Reactie artikel Radboud Recharge Prof. Marieke van den Brink
Arvid Buit | 10 augustus 2019
Geachte mevrouw van den Brink,
Ik reageer graag op uw artikel in ‘Radboud Recharge’ met als titel ’Nee, een vrouwenquotum is niet discriminerend’. Van leiderschapsontwikkeling, het leiderschapsbrein en gedragsverandering van CxO’s heb ik mijn vak gemaakt. Inhoudelijk zou ik u een aantal zaken ter overweging willen geven, op basis van uw eigen quotes.
“Dit moet u als onderzoeker en bijzonder intelligente vrouw toch aan het denken zetten?”
Reactie artikel Radboud Recharge Prof. Marieke van den Brink
Geachte mevrouw van den Brink,
Ik reageer graag op uw artikel in ‘Radboud Recharge’ met als titel ‘Nee, een vrouwenquotum is niet discriminerend’. Van leiderschapsontwikkeling, het leiderschapsbrein en gedragsverandering van CxO’s heb ik mijn vak gemaakt. Inhoudelijk zou ik u een aantal zaken ter overweging willen geven, op basis van uw eigen quotes:
– ‘Er mag wel een inhaalslag gemaakt worden.’

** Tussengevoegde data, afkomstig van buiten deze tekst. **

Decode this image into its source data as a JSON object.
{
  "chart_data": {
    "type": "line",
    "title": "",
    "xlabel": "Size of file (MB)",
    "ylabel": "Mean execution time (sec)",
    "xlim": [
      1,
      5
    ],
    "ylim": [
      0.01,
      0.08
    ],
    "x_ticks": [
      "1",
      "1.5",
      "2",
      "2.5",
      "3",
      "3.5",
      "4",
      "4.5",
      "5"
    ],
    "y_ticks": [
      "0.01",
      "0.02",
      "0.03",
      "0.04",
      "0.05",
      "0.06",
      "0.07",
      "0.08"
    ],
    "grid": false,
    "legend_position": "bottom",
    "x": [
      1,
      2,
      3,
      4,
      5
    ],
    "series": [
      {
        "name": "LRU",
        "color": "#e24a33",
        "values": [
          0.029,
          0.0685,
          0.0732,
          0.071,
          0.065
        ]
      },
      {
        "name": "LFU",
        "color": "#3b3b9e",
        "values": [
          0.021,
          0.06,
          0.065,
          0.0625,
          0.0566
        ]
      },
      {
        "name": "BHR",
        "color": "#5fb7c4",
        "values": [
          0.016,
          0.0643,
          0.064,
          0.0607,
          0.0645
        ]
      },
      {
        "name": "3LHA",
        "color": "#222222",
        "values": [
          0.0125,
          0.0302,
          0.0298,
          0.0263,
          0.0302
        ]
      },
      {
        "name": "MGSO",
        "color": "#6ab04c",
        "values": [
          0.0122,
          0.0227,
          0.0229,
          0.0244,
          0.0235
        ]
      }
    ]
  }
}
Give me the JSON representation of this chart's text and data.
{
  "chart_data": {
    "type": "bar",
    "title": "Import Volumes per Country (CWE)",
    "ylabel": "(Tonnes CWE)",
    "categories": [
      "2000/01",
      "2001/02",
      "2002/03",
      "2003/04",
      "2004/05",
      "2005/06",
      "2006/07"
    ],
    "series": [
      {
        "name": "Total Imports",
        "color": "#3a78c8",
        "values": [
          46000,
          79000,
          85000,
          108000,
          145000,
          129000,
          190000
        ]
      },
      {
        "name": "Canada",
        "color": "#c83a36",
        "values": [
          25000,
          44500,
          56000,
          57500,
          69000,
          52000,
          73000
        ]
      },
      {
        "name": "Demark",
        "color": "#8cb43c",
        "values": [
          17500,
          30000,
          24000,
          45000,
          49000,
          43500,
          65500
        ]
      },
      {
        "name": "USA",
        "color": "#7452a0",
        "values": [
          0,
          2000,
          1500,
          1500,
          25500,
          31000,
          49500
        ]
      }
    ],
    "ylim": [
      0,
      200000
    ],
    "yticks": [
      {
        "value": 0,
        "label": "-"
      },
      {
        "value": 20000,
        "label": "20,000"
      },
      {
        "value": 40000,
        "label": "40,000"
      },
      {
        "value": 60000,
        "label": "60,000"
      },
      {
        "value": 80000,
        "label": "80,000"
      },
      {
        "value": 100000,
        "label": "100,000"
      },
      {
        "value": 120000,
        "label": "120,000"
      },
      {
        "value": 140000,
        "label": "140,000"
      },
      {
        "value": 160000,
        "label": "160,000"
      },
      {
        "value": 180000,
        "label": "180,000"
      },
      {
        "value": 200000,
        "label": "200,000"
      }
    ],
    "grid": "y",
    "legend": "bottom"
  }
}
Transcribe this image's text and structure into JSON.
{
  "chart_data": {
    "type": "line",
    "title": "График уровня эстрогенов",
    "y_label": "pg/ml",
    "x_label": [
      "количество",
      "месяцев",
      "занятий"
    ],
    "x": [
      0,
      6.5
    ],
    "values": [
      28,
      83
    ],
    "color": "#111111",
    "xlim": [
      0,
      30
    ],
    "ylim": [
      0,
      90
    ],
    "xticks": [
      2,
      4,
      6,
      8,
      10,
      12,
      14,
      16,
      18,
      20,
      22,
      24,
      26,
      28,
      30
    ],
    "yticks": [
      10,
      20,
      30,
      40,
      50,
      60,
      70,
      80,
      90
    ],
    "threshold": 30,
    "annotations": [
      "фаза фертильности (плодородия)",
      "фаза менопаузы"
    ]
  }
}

Het woord inhaalslag is interessant gekozen. Het insinueert in mijn beleving een aantal zaken. Allereerst dat er sprake is van een strijd/slag. Een ‘battle of the sexes’ waarbij de mannen op kop lopen. Vrouwen moeten nóg harder strijden om in te halen. Maar is dat zo? Uit mijn eigen data en werk met meer dan 500+ topleiders, blijkt dat de huidige afspiegeling (+- een aantal punten achter de komma) redelijk overeenkomt met de te verwachten instroom. Hierbij neem ik alleen vrouwen en mannen mee die over de competenties én persoonlijkheid beschikken om op dit niveau te kunnen en willen werken.

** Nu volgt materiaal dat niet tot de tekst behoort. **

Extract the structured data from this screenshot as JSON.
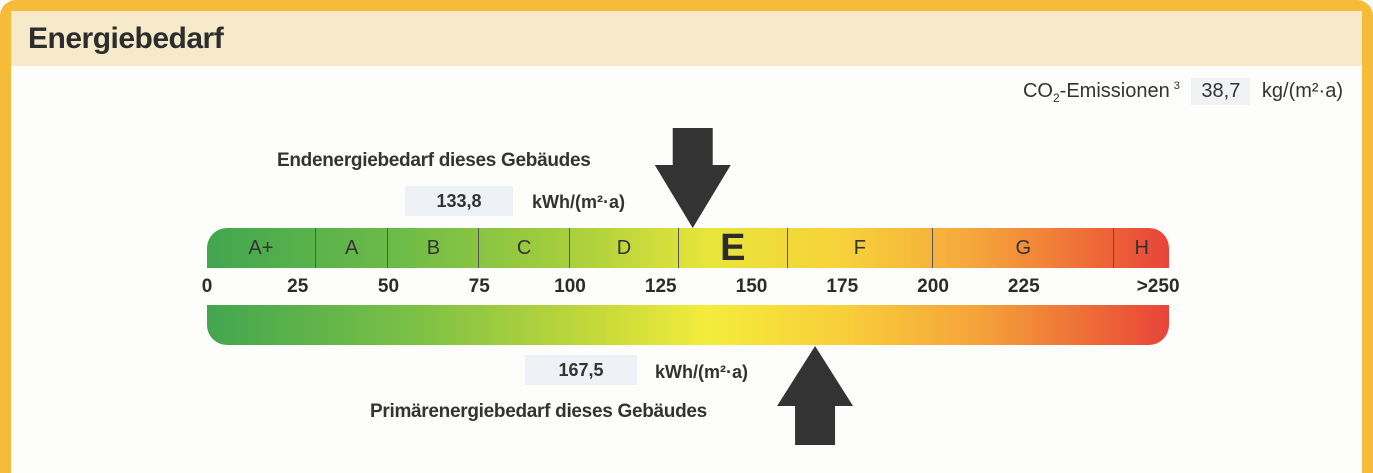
{
  "header": {
    "title": "Energiebedarf"
  },
  "co2": {
    "prefix": "CO",
    "sub": "2",
    "suffix": "-Emissionen",
    "footnote": "3",
    "value": "38,7",
    "unit": "kg/(m²·a)"
  },
  "endenergie": {
    "label": "Endenergiebedarf dieses Gebäudes",
    "value": "133,8",
    "unit": "kWh/(m²·a)"
  },
  "primaerenergie": {
    "label": "Primärenergiebedarf dieses Gebäudes",
    "value": "167,5",
    "unit": "kWh/(m²·a)"
  },
  "scale": {
    "classes": [
      {
        "label": "A+",
        "from": 0,
        "to": 30
      },
      {
        "label": "A",
        "from": 30,
        "to": 50
      },
      {
        "label": "B",
        "from": 50,
        "to": 75
      },
      {
        "label": "C",
        "from": 75,
        "to": 100
      },
      {
        "label": "D",
        "from": 100,
        "to": 130
      },
      {
        "label": "E",
        "from": 130,
        "to": 160
      },
      {
        "label": "F",
        "from": 160,
        "to": 200
      },
      {
        "label": "G",
        "from": 200,
        "to": 250
      },
      {
        "label": "H",
        "from": 250,
        "to": 265
      }
    ],
    "active_class": "E",
    "ticks": [
      {
        "label": "0",
        "value": 0
      },
      {
        "label": "25",
        "value": 25
      },
      {
        "label": "50",
        "value": 50
      },
      {
        "label": "75",
        "value": 75
      },
      {
        "label": "100",
        "value": 100
      },
      {
        "label": "125",
        "value": 125
      },
      {
        "label": "150",
        "value": 150
      },
      {
        "label": "175",
        "value": 175
      },
      {
        "label": "200",
        "value": 200
      },
      {
        "label": "225",
        "value": 225
      },
      {
        "label": ">250",
        "value": 262
      }
    ],
    "max": 265
  },
  "colors": {
    "frame": "#f7bb3a",
    "header_bg": "#f7eacb",
    "arrow": "#333333"
  }
}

– ‘Marieke van den Brink werkte mee aan de Bedrijvenmonitor Topvrouwen, een van de rapportages waarop de SER zijn advies baseerde’
Is dat niet opmerkelijk? Dat u dus meewerkte aan het rapport om het vervolgens aan te bevelen? Dat neigt naar ‘Wij van WC Eend…’
– ‘Het gaat veel te langzaam, dat ben ik van harte eens met de SER. En wat ook niet vrolijk stemt: de geringe groei díe er is, in het aandeel vrouwen aan de top, komt voor rekening van dezelfde kleine groep koplopers. Minder dan 10 procent van de bedrijven is verantwoordelijk voor de toename van het aantal vrouwen in topposities. De overige 90 procent doet weinig tot niets.’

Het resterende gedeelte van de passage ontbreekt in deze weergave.